Com a palavra, o presidente da Sociedade Brasileira de Cirurgia Plástica

Imagem do curtametragem "Pendências", de Karla Keiko [Foto: Sara Bonfim]
Quando ocorre uma contratura (o termo certo para a popular “rejeição”), a indicação médica é fazer um novo implante, diz o médico

A artista Karla Keiko teve uma experiência forte e dolorida após optar por um implante de silicone nos seios. As próteses deformaram o corpo dela, ela repetiu a cirurgia, não teve seu pedido de tamanho atendido e, por fim, fez a remoção em maio deste ano. Sua história está aqui no Calma e, em parceria, também na VICE. Por causa dela, falei com o Dr. Luciano Chaves, presidente da Sociedade Brasileira de Cirurgia Plástica (SBCP), sobre retirada de prótese.

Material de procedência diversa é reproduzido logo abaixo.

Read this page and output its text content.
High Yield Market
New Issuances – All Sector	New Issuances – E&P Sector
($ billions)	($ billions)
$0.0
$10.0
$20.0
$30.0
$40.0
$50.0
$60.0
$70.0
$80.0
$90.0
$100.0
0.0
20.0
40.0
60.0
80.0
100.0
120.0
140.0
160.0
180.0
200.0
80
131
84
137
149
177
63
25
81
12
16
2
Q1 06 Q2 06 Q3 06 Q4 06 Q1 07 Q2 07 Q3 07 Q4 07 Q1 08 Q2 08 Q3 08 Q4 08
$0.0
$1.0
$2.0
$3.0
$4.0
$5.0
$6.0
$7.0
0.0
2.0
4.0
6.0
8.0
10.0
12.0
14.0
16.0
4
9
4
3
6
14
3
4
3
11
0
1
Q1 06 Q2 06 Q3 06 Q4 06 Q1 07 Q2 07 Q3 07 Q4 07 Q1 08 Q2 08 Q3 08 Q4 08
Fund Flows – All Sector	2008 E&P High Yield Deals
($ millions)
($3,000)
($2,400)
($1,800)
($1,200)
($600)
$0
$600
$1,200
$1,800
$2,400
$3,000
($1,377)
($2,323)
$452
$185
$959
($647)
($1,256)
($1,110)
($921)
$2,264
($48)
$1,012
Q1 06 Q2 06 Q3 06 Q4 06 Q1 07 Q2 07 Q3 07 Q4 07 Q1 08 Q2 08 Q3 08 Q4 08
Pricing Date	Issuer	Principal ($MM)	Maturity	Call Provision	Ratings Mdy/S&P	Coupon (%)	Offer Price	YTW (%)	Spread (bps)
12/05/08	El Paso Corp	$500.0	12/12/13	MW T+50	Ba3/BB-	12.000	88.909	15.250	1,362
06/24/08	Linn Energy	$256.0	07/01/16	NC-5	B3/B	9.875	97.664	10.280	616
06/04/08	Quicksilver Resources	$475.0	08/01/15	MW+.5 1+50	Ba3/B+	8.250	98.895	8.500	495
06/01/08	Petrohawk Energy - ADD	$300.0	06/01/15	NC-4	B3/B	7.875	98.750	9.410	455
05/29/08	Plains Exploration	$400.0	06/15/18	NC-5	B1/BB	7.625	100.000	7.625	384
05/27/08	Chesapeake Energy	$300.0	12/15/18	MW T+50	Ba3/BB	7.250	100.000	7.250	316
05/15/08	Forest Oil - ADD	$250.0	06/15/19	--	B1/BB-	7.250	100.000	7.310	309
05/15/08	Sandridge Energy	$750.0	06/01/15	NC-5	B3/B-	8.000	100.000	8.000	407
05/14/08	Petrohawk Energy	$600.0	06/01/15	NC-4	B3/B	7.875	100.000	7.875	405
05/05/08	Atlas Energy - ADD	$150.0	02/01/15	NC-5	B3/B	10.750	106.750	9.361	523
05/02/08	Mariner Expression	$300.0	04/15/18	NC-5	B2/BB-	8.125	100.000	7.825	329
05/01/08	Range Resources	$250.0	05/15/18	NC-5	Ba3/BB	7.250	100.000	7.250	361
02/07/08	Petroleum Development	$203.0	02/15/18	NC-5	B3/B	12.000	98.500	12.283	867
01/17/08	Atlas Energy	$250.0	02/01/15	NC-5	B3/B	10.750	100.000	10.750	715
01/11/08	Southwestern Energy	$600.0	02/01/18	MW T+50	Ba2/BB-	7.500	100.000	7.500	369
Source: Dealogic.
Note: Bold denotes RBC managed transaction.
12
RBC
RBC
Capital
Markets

MAIS: HISTÓRIA DE UMA RETIRADA

Calma. Quando a paciente consulta para fazer um implante, o médico fala da possibilidade de retirada?

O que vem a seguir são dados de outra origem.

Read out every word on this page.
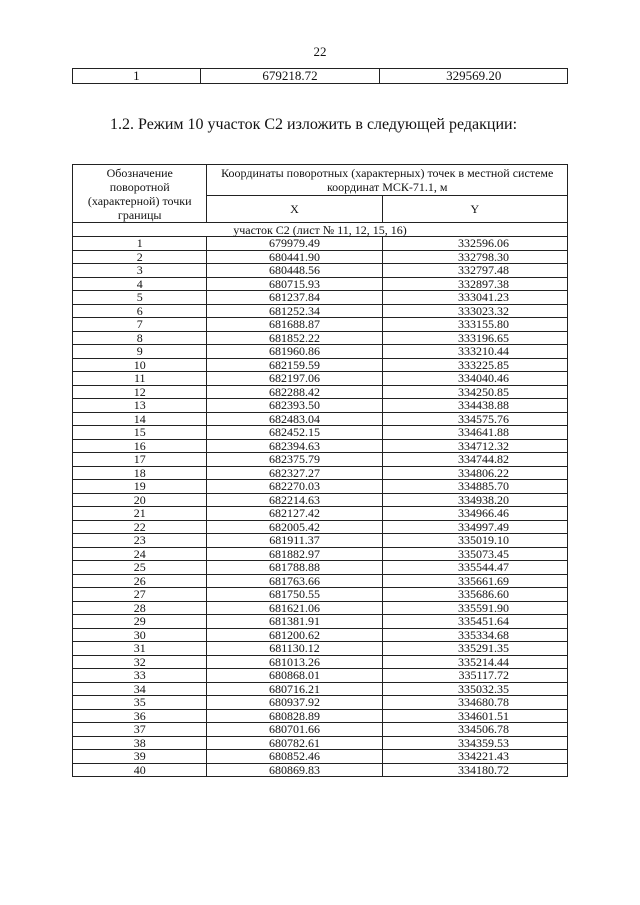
22
1	679218.72	329569.20
1.2. Режим 10 участок С2 изложить в следующей редакции:
Обозначение поворотной (характерной) точки границы	Координаты поворотных (характерных) точек в местной системе координат МСК-71.1, м	
	X	Y
участок С2 (лист № 11, 12, 15, 16)		
1	679979.49	332596.06
2	680441.90	332798.30
3	680448.56	332797.48
4	680715.93	332897.38
5	681237.84	333041.23
6	681252.34	333023.32
7	681688.87	333155.80
8	681852.22	333196.65
9	681960.86	333210.44
10	682159.59	333225.85
11	682197.06	334040.46
12	682288.42	334250.85
13	682393.50	334438.88
14	682483.04	334575.76
15	682452.15	334641.88
16	682394.63	334712.32
17	682375.79	334744.82
18	682327.27	334806.22
19	682270.03	334885.70
20	682214.63	334938.20
21	682127.42	334966.46
22	682005.42	334997.49
23	681911.37	335019.10
24	681882.97	335073.45
25	681788.88	335544.47
26	681763.66	335661.69
27	681750.55	335686.60
28	681621.06	335591.90
29	681381.91	335451.64
30	681200.62	335334.68
31	681130.12	335291.35
32	681013.26	335214.44
33	680868.01	335117.72
34	680716.21	335032.35
35	680937.92	334680.78
36	680828.89	334601.51
37	680701.66	334506.78
38	680782.61	334359.53
39	680852.46	334221.43
40	680869.83	334180.72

Luciano Chaves. Não. A Orientação de rotina para a paciente é: “Olha, você está colocando um produto com prazo de validade”. Não existe prótese definitiva, ok? As indústrias nos recomendam, a partir dos dez anos de implante mamário, uma avaliação mais rigorosa em termos de exame de imagem: ecografia, mamografia, ressonância magnética da mama. Outro ponto que orientamos sempre é: “Você está pondo um produto que é um material heterólogo, isto é: não é do seu organismo”.

O que isso significa?

Se você colocar um parafuso na sua perna, vai fazer uma cápsula. É uma reação imunológica. Todo organismo que recebe um material heterólogo faz isso. Em volta da prótese, essa cápsula pode ser fina, mas também pode ser grossa e endurecer a mama. Se endurecer, chama-se contratura capsular. Isso acontece em 2,5% a 3% das pacientes.

É o que conhecemos como rejeição de prótese?

A palavra não é rejeição. É hiper-reconhecimento. O organismo não expulsa, faz uma reação imunológica.

Quando existe contratura, a saída mais indicada é uma nova prótese ou a remoção?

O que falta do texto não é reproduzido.